Перекручивая позвонки, я ворочаюсь на грубой циновке и не нахожу ответа.
А вчера я получил приглашение. Лерния, самый известный среди иудейских мудрецов, обещает вынуть занозу. Хвала Амону, в скоплении Плеяд он указал мне звезду, и я бреду за ней торными дорогами, путая рождение со смертью…»
«Я Лерния, уставший от болтовни. Мой отец перебирал чётками священные книги — трухлявые свитки, и мой дед. На свете много слов, и они торопились произнести их все.
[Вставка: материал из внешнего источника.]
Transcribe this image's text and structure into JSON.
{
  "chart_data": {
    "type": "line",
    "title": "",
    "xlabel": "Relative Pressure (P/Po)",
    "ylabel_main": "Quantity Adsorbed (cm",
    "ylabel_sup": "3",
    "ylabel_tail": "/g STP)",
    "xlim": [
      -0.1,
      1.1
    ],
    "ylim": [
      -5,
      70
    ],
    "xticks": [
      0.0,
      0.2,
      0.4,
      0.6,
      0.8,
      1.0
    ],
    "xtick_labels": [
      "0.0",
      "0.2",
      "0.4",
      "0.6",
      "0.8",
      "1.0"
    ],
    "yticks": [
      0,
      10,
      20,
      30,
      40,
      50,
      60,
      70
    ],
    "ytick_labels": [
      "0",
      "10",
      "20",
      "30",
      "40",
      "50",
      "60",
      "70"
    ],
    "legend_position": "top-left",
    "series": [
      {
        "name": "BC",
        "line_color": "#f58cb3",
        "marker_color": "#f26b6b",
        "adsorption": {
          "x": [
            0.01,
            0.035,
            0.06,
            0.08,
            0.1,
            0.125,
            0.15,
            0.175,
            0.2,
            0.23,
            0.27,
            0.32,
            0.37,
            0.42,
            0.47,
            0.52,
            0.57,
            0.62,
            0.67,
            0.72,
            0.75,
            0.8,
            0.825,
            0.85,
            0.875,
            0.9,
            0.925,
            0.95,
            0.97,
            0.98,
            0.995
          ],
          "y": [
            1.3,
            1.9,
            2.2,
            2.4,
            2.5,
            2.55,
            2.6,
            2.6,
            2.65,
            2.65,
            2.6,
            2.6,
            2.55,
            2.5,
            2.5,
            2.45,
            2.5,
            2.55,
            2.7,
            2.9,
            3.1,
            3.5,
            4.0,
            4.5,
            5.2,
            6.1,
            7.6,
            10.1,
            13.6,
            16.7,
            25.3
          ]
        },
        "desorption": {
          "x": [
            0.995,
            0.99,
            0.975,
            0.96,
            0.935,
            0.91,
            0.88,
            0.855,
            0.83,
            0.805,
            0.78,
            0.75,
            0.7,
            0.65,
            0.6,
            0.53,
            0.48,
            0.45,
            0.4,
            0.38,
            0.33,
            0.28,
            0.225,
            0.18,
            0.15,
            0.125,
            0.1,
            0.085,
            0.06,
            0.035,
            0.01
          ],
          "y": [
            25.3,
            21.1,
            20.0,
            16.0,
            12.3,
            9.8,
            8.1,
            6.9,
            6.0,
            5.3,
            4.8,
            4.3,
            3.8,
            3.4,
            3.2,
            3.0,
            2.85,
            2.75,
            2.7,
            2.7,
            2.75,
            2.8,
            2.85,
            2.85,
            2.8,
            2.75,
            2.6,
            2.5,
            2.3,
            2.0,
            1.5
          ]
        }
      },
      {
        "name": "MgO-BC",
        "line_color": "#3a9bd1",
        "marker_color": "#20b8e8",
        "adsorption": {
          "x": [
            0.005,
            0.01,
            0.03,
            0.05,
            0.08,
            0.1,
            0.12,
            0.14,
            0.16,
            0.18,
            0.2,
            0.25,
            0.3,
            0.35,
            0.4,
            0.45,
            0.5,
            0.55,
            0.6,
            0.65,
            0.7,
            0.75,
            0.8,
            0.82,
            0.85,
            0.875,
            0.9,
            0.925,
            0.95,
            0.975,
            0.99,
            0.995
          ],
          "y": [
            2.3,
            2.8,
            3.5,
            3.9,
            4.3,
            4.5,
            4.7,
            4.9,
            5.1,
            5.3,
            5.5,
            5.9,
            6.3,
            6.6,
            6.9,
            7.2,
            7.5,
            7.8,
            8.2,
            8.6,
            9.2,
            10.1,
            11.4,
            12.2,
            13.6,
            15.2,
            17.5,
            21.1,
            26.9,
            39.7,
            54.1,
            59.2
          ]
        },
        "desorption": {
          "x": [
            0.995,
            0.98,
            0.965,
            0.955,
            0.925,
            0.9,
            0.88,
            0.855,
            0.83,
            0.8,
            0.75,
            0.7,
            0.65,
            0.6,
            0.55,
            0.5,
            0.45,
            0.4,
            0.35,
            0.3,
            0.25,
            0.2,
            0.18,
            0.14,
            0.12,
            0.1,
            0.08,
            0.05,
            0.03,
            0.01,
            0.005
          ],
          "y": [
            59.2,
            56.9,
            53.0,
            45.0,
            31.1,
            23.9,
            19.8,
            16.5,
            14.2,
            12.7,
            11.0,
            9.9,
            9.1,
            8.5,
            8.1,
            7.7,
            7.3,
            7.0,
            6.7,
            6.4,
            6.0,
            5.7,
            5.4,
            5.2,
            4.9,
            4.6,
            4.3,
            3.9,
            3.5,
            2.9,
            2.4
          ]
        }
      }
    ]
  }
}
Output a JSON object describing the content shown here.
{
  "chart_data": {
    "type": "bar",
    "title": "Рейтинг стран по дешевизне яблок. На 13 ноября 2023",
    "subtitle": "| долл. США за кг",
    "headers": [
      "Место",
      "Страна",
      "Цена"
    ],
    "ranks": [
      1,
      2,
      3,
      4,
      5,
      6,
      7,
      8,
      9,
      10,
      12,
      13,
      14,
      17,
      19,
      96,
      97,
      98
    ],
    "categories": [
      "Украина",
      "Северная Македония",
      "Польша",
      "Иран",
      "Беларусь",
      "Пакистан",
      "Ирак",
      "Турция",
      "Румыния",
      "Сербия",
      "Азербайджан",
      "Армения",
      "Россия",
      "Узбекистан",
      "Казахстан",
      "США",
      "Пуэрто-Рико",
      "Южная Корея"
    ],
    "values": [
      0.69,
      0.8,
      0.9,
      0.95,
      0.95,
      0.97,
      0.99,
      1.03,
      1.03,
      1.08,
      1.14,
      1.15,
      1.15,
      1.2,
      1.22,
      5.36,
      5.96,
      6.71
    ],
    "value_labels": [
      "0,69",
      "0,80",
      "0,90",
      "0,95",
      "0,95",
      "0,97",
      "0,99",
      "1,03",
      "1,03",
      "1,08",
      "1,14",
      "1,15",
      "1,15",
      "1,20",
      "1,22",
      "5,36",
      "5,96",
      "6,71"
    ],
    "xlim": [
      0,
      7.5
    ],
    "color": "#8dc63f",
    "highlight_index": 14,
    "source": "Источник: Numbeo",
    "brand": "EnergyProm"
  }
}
Я тоже победил во множестве диспутов — в каждом из которых проиграл. Ибо убедился: это — суета! Пока меня умащивали благовониями и курили вокруг фимиам, неизбывная печаль тяготила мне сердце. «Сумма дней моих — тень», — говорит проповедник. Но где то солнце, которое её отбрасывает? Я достаточно искушён в словах, чтобы не поддаться их искушению. Воистину, перебирая, как бусы, метафоры, множишь скорбь…
Ко мне приходят страждущие; я и сейчас вижу их — разуверившиеся, отверженные, они ждут чуда. Но я не верю в богов, ни в милостивых, ни в жестоких: судьба семенит поодаль, предоставляя подбирать за ней следы…
Я легко убеждаю других, но мне не убедить себя. Золото — суета, а мудрость — томление духа, им обоим не спасти от отчаяния. «К гробу сундук не приделаешь, — учу я в синагогах, — богатство — это приманка для невежественных». «А святость — ловушка для простаков…» — добавляю про себя.
В одеждах у меня давно гремит склянка с ядом, но меня удерживает страх. О, если бы в небытие можно было перейти незаметно и безболезненно, словно толкнуть дверь на женскую половину дома!
Но — хвала Всевышнему, в которого я не верю, — по увечьям наших воинов, вернувшихся из похода к слезам жён, я прочитал об искусстве греческого рубаки. А вчера по астрологическим картам халдеев вычислил его звезду. Она сияет в созвездии Пса, и я иду на неё.
Страдий излечит меня. Коротким ударом меча…» Этими исповедями открывается ранний византийский апокриф, с поразительным усердием выбитый на скале. Время оставило в нём проплешины, заставляя скакать по строкам, как птица по кустам.